Birleşmiş Milletler Dünya Turizm Örgütü’nün son güncelleme notuna göre COVID-19 pandemisi nedeniyle Dünya çapındaki seyahat noktalarının %100’ünde seyahat kısıtlamaları uygulanıyor.
DÜNYA GENELİNDEKİ SEYAHAT NOKTALARININ %100’Ü
Hatırlanacağı üzere UNWTO geçen hafta dünya genelinde ülkelerin uyguladıkları seyahat kısıtlamalarına ilişkin bir rapor yayımlamıştı. Alınan son veriler doğrultusunda bu raporda güncelleme yapıldı. Geçen hafta açıklanan raporda dünya genelindeki seyahat noktalarının %96’sında seyahat kısıtlanması uygulandığı açıklanmıştı. Bu oran son veriler doğrultusunda %100 olarak revize edildi.
Geçen haftaki raporun detaylarını incelemek için: UNWTO COVID-19 Raporu
Seyahat kısıtlaması uygulayan ülkelerin %83’ü 4 hafta veya daha uzun bir süredir seyahat kısıtlaması uyguluyor. 20 Nisan tarihi itibariyle seyahat kısıtlaması uygulayan ülkelerden hiçbiri bu uygulamalardan geri adım atmamış durumda.
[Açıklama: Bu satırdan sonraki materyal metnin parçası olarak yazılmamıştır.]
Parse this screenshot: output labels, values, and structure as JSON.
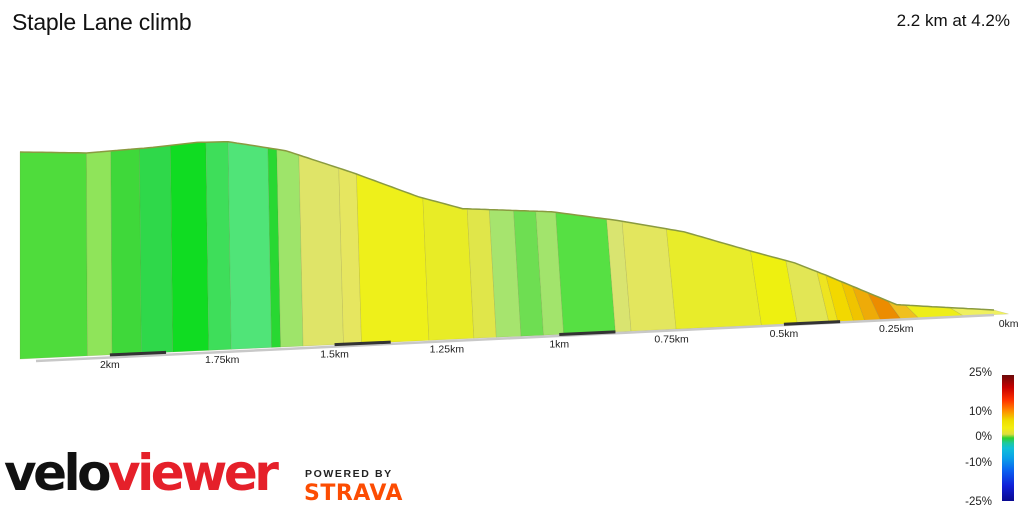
{
  "title": "Staple Lane climb",
  "summary": "2.2 km at 4.2%",
  "chart_data": {
    "type": "area",
    "title": "Staple Lane climb",
    "subtitle": "2.2 km at 4.2%",
    "xlabel": "",
    "ylabel": "",
    "x_unit": "km",
    "x_reversed": true,
    "xlim": [
      0,
      2.2
    ],
    "tick_labels": [
      "2km",
      "1.75km",
      "1.5km",
      "1.25km",
      "1km",
      "0.75km",
      "0.5km",
      "0.25km",
      "0km"
    ],
    "tick_values": [
      2.0,
      1.75,
      1.5,
      1.25,
      1.0,
      0.75,
      0.5,
      0.25,
      0.0
    ],
    "profile": {
      "distance_km": [
        2.2,
        2.05,
        1.9,
        1.8,
        1.73,
        1.6,
        1.45,
        1.3,
        1.2,
        1.1,
        1.0,
        0.85,
        0.7,
        0.55,
        0.45,
        0.38,
        0.3,
        0.22,
        0.15,
        0.0
      ],
      "relative_height": [
        0.58,
        0.57,
        0.585,
        0.6,
        0.6,
        0.56,
        0.47,
        0.37,
        0.32,
        0.31,
        0.3,
        0.26,
        0.21,
        0.13,
        0.08,
        0.03,
        -0.03,
        -0.09,
        -0.1,
        -0.12
      ]
    },
    "segments": [
      {
        "from_km": 2.2,
        "to_km": 2.05,
        "color": "#4fdc3c"
      },
      {
        "from_km": 2.05,
        "to_km": 1.995,
        "color": "#8fe45a"
      },
      {
        "from_km": 1.995,
        "to_km": 1.93,
        "color": "#3fd83a"
      },
      {
        "from_km": 1.93,
        "to_km": 1.86,
        "color": "#2fd84a"
      },
      {
        "from_km": 1.86,
        "to_km": 1.78,
        "color": "#10dc22"
      },
      {
        "from_km": 1.78,
        "to_km": 1.73,
        "color": "#3ede5a"
      },
      {
        "from_km": 1.73,
        "to_km": 1.64,
        "color": "#50e478"
      },
      {
        "from_km": 1.64,
        "to_km": 1.62,
        "color": "#28d832"
      },
      {
        "from_km": 1.62,
        "to_km": 1.57,
        "color": "#9ee46a"
      },
      {
        "from_km": 1.57,
        "to_km": 1.48,
        "color": "#dfe468"
      },
      {
        "from_km": 1.48,
        "to_km": 1.44,
        "color": "#e6e660"
      },
      {
        "from_km": 1.44,
        "to_km": 1.29,
        "color": "#eef01a"
      },
      {
        "from_km": 1.29,
        "to_km": 1.19,
        "color": "#e8ec26"
      },
      {
        "from_km": 1.19,
        "to_km": 1.14,
        "color": "#e0e64a"
      },
      {
        "from_km": 1.14,
        "to_km": 1.085,
        "color": "#a6e46e"
      },
      {
        "from_km": 1.085,
        "to_km": 1.035,
        "color": "#6ede52"
      },
      {
        "from_km": 1.035,
        "to_km": 0.99,
        "color": "#a2e46c"
      },
      {
        "from_km": 0.99,
        "to_km": 0.875,
        "color": "#56e043"
      },
      {
        "from_km": 0.875,
        "to_km": 0.84,
        "color": "#d9e470"
      },
      {
        "from_km": 0.84,
        "to_km": 0.74,
        "color": "#e3e65e"
      },
      {
        "from_km": 0.74,
        "to_km": 0.55,
        "color": "#e8ec2a"
      },
      {
        "from_km": 0.55,
        "to_km": 0.47,
        "color": "#eef010"
      },
      {
        "from_km": 0.47,
        "to_km": 0.4,
        "color": "#e2e655"
      },
      {
        "from_km": 0.4,
        "to_km": 0.38,
        "color": "#eee420"
      },
      {
        "from_km": 0.38,
        "to_km": 0.345,
        "color": "#f2d800"
      },
      {
        "from_km": 0.345,
        "to_km": 0.32,
        "color": "#f0c400"
      },
      {
        "from_km": 0.32,
        "to_km": 0.285,
        "color": "#eeab08"
      },
      {
        "from_km": 0.285,
        "to_km": 0.24,
        "color": "#ec8c00"
      },
      {
        "from_km": 0.24,
        "to_km": 0.2,
        "color": "#f0c020"
      },
      {
        "from_km": 0.2,
        "to_km": 0.1,
        "color": "#eeee1a"
      },
      {
        "from_km": 0.1,
        "to_km": 0.0,
        "color": "#eff060"
      }
    ],
    "legend": {
      "title": "",
      "labels": [
        "25%",
        "10%",
        "0%",
        "-10%",
        "-25%"
      ],
      "values": [
        25,
        10,
        0,
        -10,
        -25
      ],
      "placement": "bottom-right"
    }
  },
  "branding": {
    "velo": "velo",
    "viewer": "viewer",
    "powered_by": "POWERED BY",
    "strava": "STRAVA"
  }
}
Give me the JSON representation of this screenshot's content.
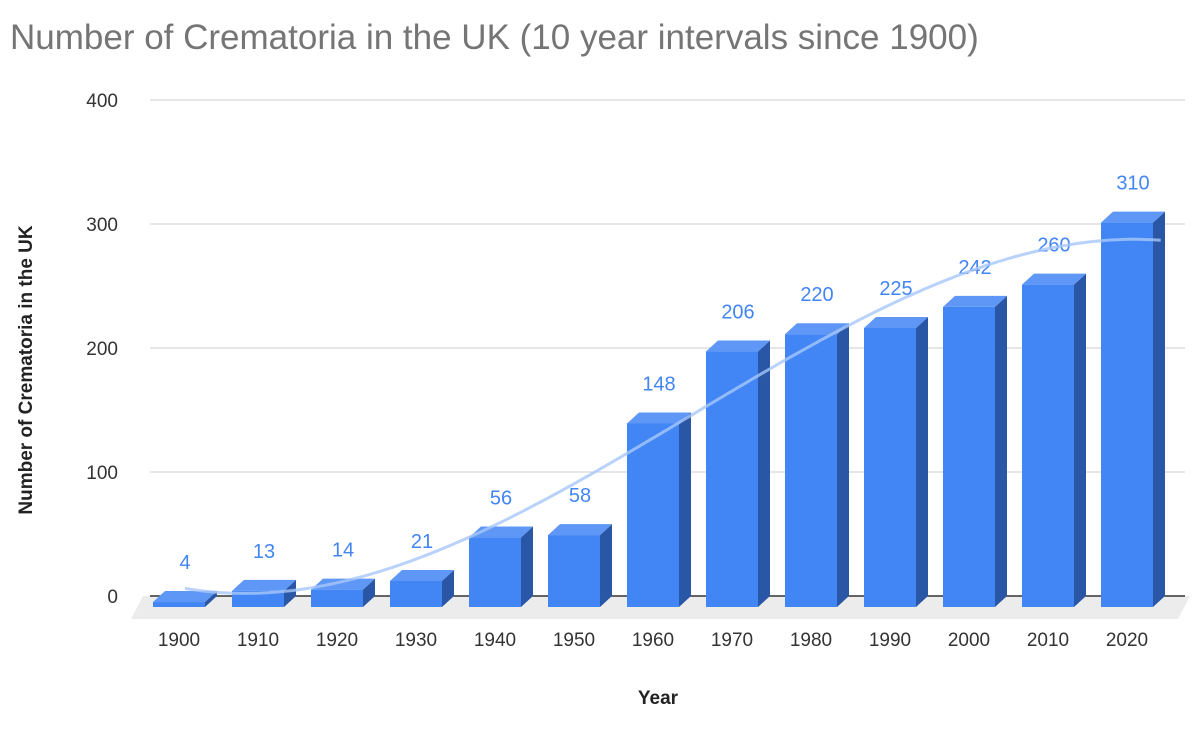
{
  "chart_data": {
    "type": "bar",
    "style": "3d",
    "title": "Number of Crematoria in the UK (10 year intervals since 1900)",
    "xlabel": "Year",
    "ylabel": "Number of Crematoria in the UK",
    "categories": [
      "1900",
      "1910",
      "1920",
      "1930",
      "1940",
      "1950",
      "1960",
      "1970",
      "1980",
      "1990",
      "2000",
      "2010",
      "2020"
    ],
    "values": [
      4,
      13,
      14,
      21,
      56,
      58,
      148,
      206,
      220,
      225,
      242,
      260,
      310
    ],
    "ylim": [
      0,
      400
    ],
    "yticks": [
      0,
      100,
      200,
      300,
      400
    ],
    "grid": true,
    "data_labels": true,
    "trendline": true,
    "colors": {
      "bar_front": "#4285f4",
      "bar_top": "#5e97f6",
      "bar_side": "#2a56a6",
      "label": "#4285f4",
      "trendline": "#a8c7fa",
      "title": "#757575"
    }
  }
}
UNWTO verilerine göre dünya genelindeki 217 seyahat noktası, ülkenin
- %45’i sınırlarını ziyaretçilere kısmen veya tamamen kapattı
- %30’u uçuşları kısmen veya tamamen askıya almış durumda
- %18’i belirli ülke vatandaşlarının veya belirli noktalardan seyahat eden yolcuların ülkelerine giriş izni veya transit geçiş izni vermiyor
- %7’si ülkeye veya destinasyona seyahat edenlere karantina, 14 günlük sosyal izolasyon uyguluyor veya sağlık sertifikası talep ediyor.
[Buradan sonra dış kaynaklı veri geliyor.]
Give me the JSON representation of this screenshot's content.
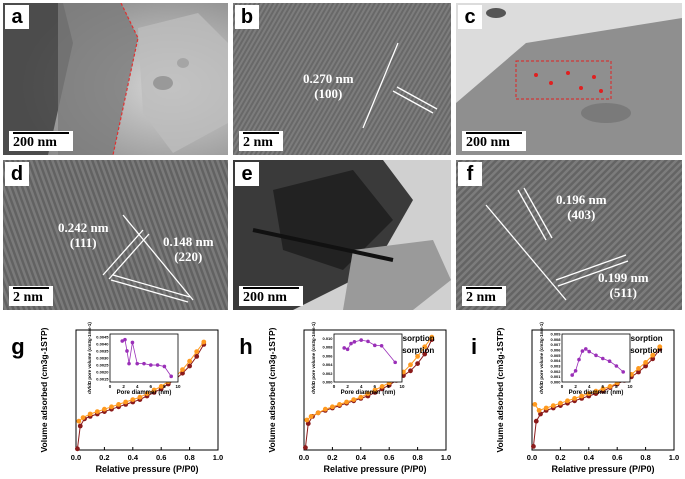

Ortaya çıkan bu tablo sonrasında Dünya Turizm Örgütü, COVID-19 salgını sonrası için hükümetlere turizm ve seyahat endüstrisi işletmelerini desteklemeleri yönünde çağrıda bulundu.
UNWTO Genel Sekreteri Zurab Pololikashvili, turizmde yaşanan bu sert ve beklenmedik ani düşüşün milyonlarca kişinin işini ve geçim kaynağını riske attığını diğer yandan dünya çapında son yıllarda sağlanan sürdürülebilir kalkınma alanındaki gelişmeleri tehlikeye soktuğunu belirtti.